Toplumda sokakta kalan, ileri yaşta olan, kimsesiz ya da devlet koruması altında yetiştikten sonra hayata uyum sağlamakta zorlanan bireylerin korunması ve desteklenmesi, sosyal devlet anlayışının temel sorumlulukları arasında yer alıyor. Bu çerçevede genç sosyal hizmet gönüllüleri, İzmir’de kapsamlı bir “Toplumsal Koruma ve Sosyal Uyum Saha Çalışması” yürütülmesi için yetkililere çağrıda bulundu.
Valilik koordinasyonunda çok paydaşlı çalışma önerisi
Genç gönüllüler, çalışmanın İzmir Valiliği koordinasyonunda; Aile ve Sosyal Hizmetler İl Müdürlüğü, Sosyal Yardımlaşma ve Dayanışma Vakıfları, belediyeler ve ilgili tüm kamu kurumlarının iş birliğiyle yürütülmesini önerdi. Amaç, sahaya inen, birebir temas kuran ve ihtiyaçlara doğrudan çözüm üreten bütüncül bir sosyal koruma modeli oluşturmak.
Mobil sosyal hizmet ekipleri kurulmalı
Öneride, sokakta yaşayan veya risk altındaki bireylere ulaşmak için mobil sosyal hizmet ekiplerinin kurulmasının önemine dikkat çekildi. Bu ekiplerin gönüllülük esasına dayalı, insan onurunu ve mahremiyeti gözeten bir yaklaşımla sahada aktif görev alması gerektiği vurgulandı.
İhtiyaçlar sahada tespit edilmeli
Genç gönüllüler, bireylerin yalnızca barınma değil; sağlık, psikososyal destek ve sosyal uyum ihtiyaçlarının da yerinde tespit edilmesi gerektiğini ifade etti. Yapılacak sosyal inceleme ve durum analizleriyle her birey için uygun destek planlarının hazırlanabileceği belirtildi.

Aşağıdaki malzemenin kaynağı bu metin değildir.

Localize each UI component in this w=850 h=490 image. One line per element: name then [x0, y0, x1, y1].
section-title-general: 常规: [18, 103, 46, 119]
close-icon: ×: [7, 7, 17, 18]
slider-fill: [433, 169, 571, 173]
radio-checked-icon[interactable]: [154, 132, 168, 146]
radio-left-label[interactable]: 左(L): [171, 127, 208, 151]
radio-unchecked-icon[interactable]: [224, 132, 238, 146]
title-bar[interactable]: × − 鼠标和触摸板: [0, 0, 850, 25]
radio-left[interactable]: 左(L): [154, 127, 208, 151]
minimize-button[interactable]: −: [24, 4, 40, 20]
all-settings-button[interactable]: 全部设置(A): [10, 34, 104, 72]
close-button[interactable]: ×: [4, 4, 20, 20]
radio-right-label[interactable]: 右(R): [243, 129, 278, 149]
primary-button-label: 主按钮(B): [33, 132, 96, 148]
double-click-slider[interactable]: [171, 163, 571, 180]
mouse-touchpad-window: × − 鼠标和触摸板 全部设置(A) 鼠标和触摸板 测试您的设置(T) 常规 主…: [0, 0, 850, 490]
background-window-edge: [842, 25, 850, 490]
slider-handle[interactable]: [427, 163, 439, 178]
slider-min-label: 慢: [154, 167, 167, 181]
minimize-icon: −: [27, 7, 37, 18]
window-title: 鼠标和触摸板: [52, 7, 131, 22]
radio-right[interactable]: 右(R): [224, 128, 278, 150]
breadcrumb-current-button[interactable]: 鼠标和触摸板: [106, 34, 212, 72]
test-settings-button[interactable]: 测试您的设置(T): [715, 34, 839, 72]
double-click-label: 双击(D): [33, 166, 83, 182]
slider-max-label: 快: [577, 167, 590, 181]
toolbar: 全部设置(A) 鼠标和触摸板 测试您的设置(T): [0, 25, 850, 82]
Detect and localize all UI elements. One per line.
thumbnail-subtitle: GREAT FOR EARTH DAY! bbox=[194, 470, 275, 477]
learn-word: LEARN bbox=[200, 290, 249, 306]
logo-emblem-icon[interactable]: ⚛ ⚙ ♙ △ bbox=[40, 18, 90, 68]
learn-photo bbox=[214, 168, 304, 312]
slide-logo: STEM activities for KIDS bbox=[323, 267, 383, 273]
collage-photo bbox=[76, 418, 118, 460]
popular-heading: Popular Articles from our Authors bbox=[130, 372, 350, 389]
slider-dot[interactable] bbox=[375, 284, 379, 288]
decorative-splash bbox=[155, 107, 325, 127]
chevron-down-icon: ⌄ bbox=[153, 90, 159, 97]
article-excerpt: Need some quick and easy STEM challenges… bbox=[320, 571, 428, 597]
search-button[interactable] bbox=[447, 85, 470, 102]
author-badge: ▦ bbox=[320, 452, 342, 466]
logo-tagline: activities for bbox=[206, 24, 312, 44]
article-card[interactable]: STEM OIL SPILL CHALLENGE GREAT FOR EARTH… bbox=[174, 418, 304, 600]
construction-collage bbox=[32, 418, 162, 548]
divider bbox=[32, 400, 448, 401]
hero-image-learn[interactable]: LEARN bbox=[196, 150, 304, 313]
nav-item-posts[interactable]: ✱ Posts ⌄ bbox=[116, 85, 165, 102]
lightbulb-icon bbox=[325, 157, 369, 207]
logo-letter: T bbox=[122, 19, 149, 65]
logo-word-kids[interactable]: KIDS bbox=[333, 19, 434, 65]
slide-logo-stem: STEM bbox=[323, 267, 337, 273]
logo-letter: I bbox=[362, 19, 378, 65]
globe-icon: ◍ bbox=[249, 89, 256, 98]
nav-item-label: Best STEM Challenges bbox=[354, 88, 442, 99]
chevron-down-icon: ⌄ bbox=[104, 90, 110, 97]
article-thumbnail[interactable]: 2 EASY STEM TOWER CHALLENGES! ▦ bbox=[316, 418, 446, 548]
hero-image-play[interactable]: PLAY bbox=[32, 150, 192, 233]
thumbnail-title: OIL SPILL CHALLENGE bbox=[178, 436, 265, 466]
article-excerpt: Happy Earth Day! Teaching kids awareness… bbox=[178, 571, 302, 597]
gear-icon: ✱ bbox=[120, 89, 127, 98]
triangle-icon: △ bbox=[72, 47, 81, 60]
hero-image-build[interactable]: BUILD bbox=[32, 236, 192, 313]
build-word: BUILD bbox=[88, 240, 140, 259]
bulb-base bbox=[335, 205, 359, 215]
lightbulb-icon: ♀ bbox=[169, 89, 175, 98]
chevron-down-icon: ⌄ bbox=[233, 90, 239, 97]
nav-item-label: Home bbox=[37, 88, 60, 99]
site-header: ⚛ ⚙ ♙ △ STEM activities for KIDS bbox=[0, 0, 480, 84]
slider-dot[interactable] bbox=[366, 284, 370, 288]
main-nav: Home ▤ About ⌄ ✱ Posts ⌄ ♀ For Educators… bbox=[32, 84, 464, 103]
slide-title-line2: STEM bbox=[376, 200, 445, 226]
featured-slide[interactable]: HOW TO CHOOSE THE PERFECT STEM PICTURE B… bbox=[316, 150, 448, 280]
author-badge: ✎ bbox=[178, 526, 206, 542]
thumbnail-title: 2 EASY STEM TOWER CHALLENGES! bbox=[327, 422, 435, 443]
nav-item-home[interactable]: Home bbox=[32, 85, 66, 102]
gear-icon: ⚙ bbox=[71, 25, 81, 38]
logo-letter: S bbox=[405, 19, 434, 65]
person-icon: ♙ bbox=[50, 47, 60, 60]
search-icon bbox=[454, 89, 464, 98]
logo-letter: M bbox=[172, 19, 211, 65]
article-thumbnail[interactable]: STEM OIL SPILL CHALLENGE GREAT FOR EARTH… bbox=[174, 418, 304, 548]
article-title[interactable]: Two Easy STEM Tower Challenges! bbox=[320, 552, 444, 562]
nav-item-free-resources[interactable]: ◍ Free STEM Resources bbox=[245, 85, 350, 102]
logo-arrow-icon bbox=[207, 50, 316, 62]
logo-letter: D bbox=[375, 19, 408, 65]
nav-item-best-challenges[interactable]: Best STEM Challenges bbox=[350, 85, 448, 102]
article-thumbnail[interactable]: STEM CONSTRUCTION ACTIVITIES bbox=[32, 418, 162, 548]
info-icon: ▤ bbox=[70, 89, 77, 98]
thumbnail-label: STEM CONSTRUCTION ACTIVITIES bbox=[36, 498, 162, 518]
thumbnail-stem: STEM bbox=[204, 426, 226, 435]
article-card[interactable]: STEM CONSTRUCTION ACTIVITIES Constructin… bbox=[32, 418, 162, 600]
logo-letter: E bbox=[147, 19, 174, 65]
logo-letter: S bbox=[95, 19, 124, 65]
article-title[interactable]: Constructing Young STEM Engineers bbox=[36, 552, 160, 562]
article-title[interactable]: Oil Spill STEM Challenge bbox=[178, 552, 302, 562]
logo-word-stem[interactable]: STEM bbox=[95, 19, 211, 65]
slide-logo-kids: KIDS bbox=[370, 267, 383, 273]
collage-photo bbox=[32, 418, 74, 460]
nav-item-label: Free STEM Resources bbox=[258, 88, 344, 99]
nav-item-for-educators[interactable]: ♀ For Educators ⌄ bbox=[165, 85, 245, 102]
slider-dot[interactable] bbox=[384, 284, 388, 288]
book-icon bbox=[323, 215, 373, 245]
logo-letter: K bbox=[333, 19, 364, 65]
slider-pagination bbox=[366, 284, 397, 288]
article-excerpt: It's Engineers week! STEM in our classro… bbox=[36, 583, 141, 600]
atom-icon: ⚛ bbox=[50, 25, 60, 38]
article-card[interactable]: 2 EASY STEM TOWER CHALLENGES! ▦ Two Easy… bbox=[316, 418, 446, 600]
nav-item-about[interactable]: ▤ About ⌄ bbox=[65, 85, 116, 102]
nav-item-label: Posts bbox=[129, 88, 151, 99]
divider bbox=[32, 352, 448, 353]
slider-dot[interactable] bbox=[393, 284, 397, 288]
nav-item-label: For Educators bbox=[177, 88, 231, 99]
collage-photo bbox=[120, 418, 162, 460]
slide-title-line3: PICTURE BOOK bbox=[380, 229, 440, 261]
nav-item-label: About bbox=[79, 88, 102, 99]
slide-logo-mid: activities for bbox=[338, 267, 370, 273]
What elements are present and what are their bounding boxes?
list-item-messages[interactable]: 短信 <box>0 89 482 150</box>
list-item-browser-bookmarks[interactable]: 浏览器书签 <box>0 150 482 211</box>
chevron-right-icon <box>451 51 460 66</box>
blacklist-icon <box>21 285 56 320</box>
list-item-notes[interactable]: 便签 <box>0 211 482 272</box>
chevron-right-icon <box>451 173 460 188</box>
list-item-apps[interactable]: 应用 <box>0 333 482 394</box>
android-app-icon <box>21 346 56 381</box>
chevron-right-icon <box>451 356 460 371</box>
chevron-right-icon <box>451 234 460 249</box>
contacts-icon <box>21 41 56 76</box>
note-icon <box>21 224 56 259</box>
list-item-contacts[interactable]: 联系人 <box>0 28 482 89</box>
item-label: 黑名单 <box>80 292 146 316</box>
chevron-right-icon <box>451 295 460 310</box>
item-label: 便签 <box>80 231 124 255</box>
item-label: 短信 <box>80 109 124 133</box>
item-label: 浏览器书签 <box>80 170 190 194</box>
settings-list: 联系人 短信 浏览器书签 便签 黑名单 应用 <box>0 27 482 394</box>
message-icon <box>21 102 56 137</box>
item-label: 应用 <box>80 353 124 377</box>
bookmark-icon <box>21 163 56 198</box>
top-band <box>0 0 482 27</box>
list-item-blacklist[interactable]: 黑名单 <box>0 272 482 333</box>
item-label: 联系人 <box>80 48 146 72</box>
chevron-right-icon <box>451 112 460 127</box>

Geçici barınmadan kalıcı uyuma
Çalışma önerisinde, acil durumlar için geçici barınma imkânlarının sağlanması, uzun vadede ise rehabilitasyon ve sosyal uyum programlarının devreye alınması gerektiği kaydedildi. Böylece bireylerin yeniden toplumsal yaşama kazandırılmasının mümkün olacağı ifade edildi.
“Bu bir sosyal sorumluluk çağrısıdır”
Genç sosyal hizmet gönüllüleri, yaptıkları açıklamada bu önerinin bir talep değil, toplumsal sorumluluk çağrısı olduğunu vurguladı. Gönüllüler, “Kimsenin sokakta, kimsesiz ve desteksiz kalmadığı bir kent için sahada, birlikte ve kararlılıkla çalışmalıyız” mesajını verdi.